The Goldman Sachs Group is considering a sale of its consumer banking business, but regulations will mean it can’t simply return to being an investment bank, said an expert on financial and securities regulation at Washington University in St. Louis.
“While exiting the consumer banking business may allow Goldman to ‘check out,’ it can never fully leave the regulatory world for bank holding companies and return to its investment banking roots,” said Andrew Tuch, a professor of law.
Goldman Sachs, the investment banking giant, entered into conventional banking after the 2008 financial crisis, as it sought a more reliable stream of revenue.
“The consumer business has not gone as planned, and Goldman has been forced to shift its focus back to investment banking,” Tuch said. “However, even if it exits consumer banking, Goldman will remain subject to Federal Reserve supervision and stringent capital rules for conventional banks.”
This is because it became a bank holding company during the crisis and took government funding, Tuch said.
“The Dodd-Frank Act’s Hotel California provision, designed to prevent bailed-out investment banks from returning to their freewheeling ways, prevents financial firms like Goldman from reverting to their former structure,” he said.

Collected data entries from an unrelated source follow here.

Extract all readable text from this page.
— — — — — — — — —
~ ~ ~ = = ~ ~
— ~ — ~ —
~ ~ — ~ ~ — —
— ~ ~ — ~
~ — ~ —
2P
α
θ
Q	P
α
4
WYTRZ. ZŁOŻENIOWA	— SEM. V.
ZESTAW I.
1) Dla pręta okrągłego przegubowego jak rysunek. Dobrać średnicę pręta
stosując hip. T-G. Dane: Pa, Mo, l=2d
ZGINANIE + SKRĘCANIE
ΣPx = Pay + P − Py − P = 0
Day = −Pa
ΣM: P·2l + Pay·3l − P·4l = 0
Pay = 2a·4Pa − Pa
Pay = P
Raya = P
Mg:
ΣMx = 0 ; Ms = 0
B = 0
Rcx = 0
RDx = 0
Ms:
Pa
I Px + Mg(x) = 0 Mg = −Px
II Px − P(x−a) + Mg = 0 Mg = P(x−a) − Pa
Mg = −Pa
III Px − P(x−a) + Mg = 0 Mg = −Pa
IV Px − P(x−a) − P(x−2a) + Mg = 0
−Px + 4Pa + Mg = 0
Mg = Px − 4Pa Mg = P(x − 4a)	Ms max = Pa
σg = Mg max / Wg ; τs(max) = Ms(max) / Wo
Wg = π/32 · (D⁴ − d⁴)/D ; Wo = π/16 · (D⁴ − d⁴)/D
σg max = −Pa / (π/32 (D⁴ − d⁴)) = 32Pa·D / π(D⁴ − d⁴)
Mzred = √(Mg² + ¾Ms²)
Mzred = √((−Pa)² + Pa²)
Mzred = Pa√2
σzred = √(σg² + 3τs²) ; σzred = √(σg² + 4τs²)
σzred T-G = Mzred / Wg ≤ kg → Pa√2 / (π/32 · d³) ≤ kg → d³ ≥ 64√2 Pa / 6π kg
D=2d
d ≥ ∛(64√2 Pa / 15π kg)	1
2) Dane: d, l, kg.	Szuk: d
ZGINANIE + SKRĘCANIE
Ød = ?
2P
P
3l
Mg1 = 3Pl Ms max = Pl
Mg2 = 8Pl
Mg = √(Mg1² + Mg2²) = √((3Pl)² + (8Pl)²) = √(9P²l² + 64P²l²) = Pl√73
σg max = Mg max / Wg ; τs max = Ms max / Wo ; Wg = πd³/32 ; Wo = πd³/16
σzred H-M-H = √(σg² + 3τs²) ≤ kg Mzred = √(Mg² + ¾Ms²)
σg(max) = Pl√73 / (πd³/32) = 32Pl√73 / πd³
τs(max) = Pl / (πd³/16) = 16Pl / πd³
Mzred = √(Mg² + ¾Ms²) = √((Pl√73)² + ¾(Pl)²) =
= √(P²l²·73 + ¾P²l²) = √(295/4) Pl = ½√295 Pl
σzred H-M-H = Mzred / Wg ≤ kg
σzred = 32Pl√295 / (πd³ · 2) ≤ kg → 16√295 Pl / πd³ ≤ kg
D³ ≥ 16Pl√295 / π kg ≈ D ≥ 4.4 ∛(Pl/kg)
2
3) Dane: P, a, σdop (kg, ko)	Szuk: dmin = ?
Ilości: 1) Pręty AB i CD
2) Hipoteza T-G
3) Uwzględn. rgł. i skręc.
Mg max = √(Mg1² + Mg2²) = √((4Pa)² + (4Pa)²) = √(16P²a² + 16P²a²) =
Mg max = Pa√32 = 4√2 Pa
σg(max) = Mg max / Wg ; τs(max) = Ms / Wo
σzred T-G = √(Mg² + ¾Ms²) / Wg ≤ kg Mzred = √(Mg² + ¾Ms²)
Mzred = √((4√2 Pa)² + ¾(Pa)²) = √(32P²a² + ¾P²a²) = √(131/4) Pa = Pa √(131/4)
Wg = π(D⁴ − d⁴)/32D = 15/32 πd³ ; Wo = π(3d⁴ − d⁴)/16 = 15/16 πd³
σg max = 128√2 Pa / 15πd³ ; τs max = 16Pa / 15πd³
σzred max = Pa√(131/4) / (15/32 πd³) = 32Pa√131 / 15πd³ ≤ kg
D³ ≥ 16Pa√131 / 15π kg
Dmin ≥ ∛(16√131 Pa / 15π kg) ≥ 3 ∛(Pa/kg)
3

“The upshot for Goldman is that its glory days as an entrepreneurial, innovative, risk-taking financial institution are behind it,” Tuch said. “Even if it ditches consumer banking and ventures into other activities, it will remain the staid financial institution it opted to become by entering the formal banking system. In many ways, it has already been eclipsed by major private equity firms that remain outside the banking system and now closely resemble the precrisis version of Goldman.”
Tuch, who teaches investment banking and private equity, is an expert in corporate law and governance, securities regulation and financial regulation. He has written on the postcrisis transformation of Wall Street in the Harvard Business Law Review.